An enhanced biodegradation study is available for Rosin (Harlan 2010). This study used modifications for a poorly soluble substance, including larger test vessels and an increased amount of biomass. The substance was determined to be readily biodegradable under the conditions of the test. Due to the modifications to the study design this study is used as a supporting study only.

An inherent biodegradation study is available for Resin acids and rosin acids, potassium salts (Inveresk 2002). This indicates that the substance is inherently biodegradable.
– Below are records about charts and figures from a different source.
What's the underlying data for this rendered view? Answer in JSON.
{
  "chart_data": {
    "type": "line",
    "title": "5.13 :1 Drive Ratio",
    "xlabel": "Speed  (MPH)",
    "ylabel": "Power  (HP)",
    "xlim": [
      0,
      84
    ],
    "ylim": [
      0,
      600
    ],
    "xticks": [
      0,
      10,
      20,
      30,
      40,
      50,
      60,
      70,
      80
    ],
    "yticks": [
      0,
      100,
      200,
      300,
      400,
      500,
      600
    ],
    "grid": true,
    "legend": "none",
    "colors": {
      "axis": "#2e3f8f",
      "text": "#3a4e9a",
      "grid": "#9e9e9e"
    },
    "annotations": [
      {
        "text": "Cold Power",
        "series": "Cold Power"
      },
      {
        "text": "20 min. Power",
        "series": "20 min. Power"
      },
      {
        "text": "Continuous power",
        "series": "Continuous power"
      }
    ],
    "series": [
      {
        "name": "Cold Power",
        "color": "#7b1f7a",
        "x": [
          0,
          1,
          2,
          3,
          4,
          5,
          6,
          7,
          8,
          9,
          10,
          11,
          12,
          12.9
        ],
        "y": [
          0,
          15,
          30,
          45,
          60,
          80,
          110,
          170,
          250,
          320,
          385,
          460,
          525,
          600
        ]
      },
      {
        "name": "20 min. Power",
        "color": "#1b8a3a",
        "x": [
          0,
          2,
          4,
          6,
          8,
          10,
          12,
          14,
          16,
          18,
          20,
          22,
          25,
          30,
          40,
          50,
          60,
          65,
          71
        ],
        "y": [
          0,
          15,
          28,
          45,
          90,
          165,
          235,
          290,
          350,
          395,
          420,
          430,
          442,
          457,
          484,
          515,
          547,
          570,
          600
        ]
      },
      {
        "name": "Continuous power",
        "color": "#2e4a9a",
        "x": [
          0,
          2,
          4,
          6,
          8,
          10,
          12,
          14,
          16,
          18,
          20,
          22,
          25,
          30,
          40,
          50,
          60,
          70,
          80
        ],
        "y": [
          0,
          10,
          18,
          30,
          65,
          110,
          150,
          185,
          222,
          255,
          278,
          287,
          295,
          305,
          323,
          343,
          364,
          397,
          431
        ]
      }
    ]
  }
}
A number of tests with Rosin (Notox (1988), Laboratory for Applied Biology (1992), Harlan (2010)), Hydrogenated rosin (Inveresk (2002), Notox (1988)) and Hydrogenated rosin potassium salt (Eastman 2004), determined that the test items did not meet the strict ready biodegradability criteria under the conditions of the test.

Due to the stringent test conditions in biodegradation studies, ECHA's Guidance on Information Requirements and Chemical Safety Assessments R7b: Endpoint specific guidance recommends that consistent positive results should supercede negative results. As a number of reliable studies are available for rosin, hydrogenated rosin and rosin salts, indicating that these substances are readily biodegradable, the rosin component of Distilled tall oil, magnesium salt is also considered to be readily biodegradable.

A GLP-compliant guideline study to assess the ready biodegradability of fatty acids C18 -(unsaturated) lithium salts in an aerobic aqueous medium is available (Safepharm, 2006). This study is read across to Distilled tall oil, magnesium salt in order to provide information on the biodegradability of the fatty acid component of the substance. The test material, at a concentration of 10 mg C/l, was exposed to activated sewage sludge micro-organisms with culture medium in sealed culture vessels in the dark at 21°C for 28 days. Degradation was assessed by the determination of carbon dioxide produced. Control solutions with inoculum and the standard material, sodium benzoate, and a toxicity control were used for validation purposes. The test material attained 83% degradation after 28 days and satisfied the 10-Day window validation criterion, therefore the test material can be considered to be readily biodegradable. As this substance is considered to be readily biodegradable the fatty acid component of Fatty acids, tall oil, magnesium salts is also considered to be readily biodegradable.

Based on read across both the rosin and fatty acid components of Distilled tall oil, magnesium salt are considered to be readily biodegradable and therefore the whole substance is also considered to be readily biodegradable.